Récapitulons: Les riches qui s’enrichissent par des moyens légitimes devraient pouvoir profiter pleinement de leurs avoirs. Mais dans une période de boom économique provoqué par des politiques inflationnistes, les riches s’enrichissent plus vite que les autres, c’est-à-dire qu’ils profitent plus que les autres de cet enrichissement illusoire (illusoire parce que l’inflation monétaire finit toujours par se répercuter dans des hausses de prix et dans le repli économique qui suit le boom). Les riches n’en sont pas nécessairement responsables pour autant; on ne peut pas les blâmer de profiter d’une situation qu’ils n’ont pas créée. Ce sont les gouvernements, et tous ceux qui appuient ces politiques inflationnistes (qui vont des supply-siders et des monétaristes à droite aux keynésiens et autres interventionnistes à gauche), qu’il faut plutôt condamner.

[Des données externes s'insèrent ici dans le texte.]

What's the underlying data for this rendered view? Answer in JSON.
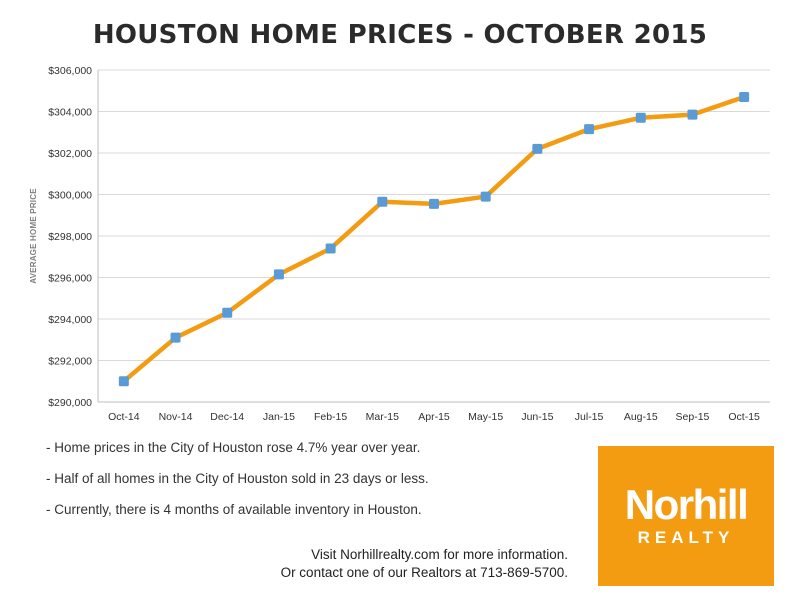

Voilà donc un bon argument à apporter lorsqu’un gauchiste illettré économique vous sortira son baratin habituel contre les riches qui s’enrichissent trop vite: oui, c’est vrai, mais ce n’est pas la faute du capitalisme, ce n’est qu'un autre des effets pervers du contrôle de l’État sur la monnaie.
....oui, c’est vrai, mais ce n’est pas la faute du capitalisme, ce n’est un autre des effets pervers du contrôle de l’État sur la monnaie......
Pas la faute du capitalisme !!! Mais a-t-il jamais existé un système capitaliste sans la fraude bancaire ?
Rédigé par : clusiau | 15 janvier 2008 à 07h18
@clusiau
C'est les individus qui font la fraude bancaire pas le capitalisme...
C'est comme dire 'une societe n'a jamais existe sans corruption' Les individualites forment la societe ou le systeme.
je prefere un systeme ou un groupe libre avec qqs individus qu'il faut remettre sur les rails (corruption, vol,...) qu'un systeme etatique qui vole directement les individus sous un couvert pseudo-legal (loi de l'impot, legitimite democratique...)
Rédigé par : Jerome | 15 janvier 2008 à 09h55
"Mais a-t-il jamais existé un système capitaliste sans la fraude bancaire ?"
Il y a toujours eu des gouvernements ou des rois qui ont manipulé la monnaie à différents degrés. Les rois rognaient les pièces d'or pour en faire de nouvelles mais le peuple s'en rendait compte puisque le poids de celles-ci avait diminué. Il faillait donc employer la loi pour forcer à accepter les nouvelles pièces contrefaites. Une preuve que c'est payant: l'État s'assure d'avoir le monopole dans la contrefaçon et poursuit toute personne qui tenterait d'en faire autant.
Le mot "capitalisme" est malheureusement teinté et amalgamé avec toutes les fraudes, tueries et autres déboires de l'humanité. Peut être qu'employer un autre mot pour le principe "d'échange volontaire et de propriété privée" éviterait l'association facile avec les tyrans?
Rédigé par : Sylvain Falardeau | 15 janvier 2008 à 10h00
Les inégalités économiques, avec ses riches et ses pauvres, existent depuis aussi loin qu'on peut remonter dans l'histoire, donc bien avant que le système capitaliste n'apparaisse.
Si ces inégalités ne sont pas la faute du capitalisme ni des riches, elles ne sont certainement pas plus la faute des pauvres !
Mais d'où vient donc ce système d'inégalité dans la distribution de la richesse ?
Rédigé par : Gerry Flaychy | 24 janvier 2008 à 23h44
"Les riches n’en sont pas nécessairement responsables pour autant; on ne peut pas les blâmer de profiter d’une situation qu’ils n’ont pas créée." Martin Masse
On ne peut pas non plus blâmer les pauvres de s'en plaindre, ni les blâmer de demander au gouvernement de rectifier une situation qu'ils n'ont pas créée et que ce dernier a créé.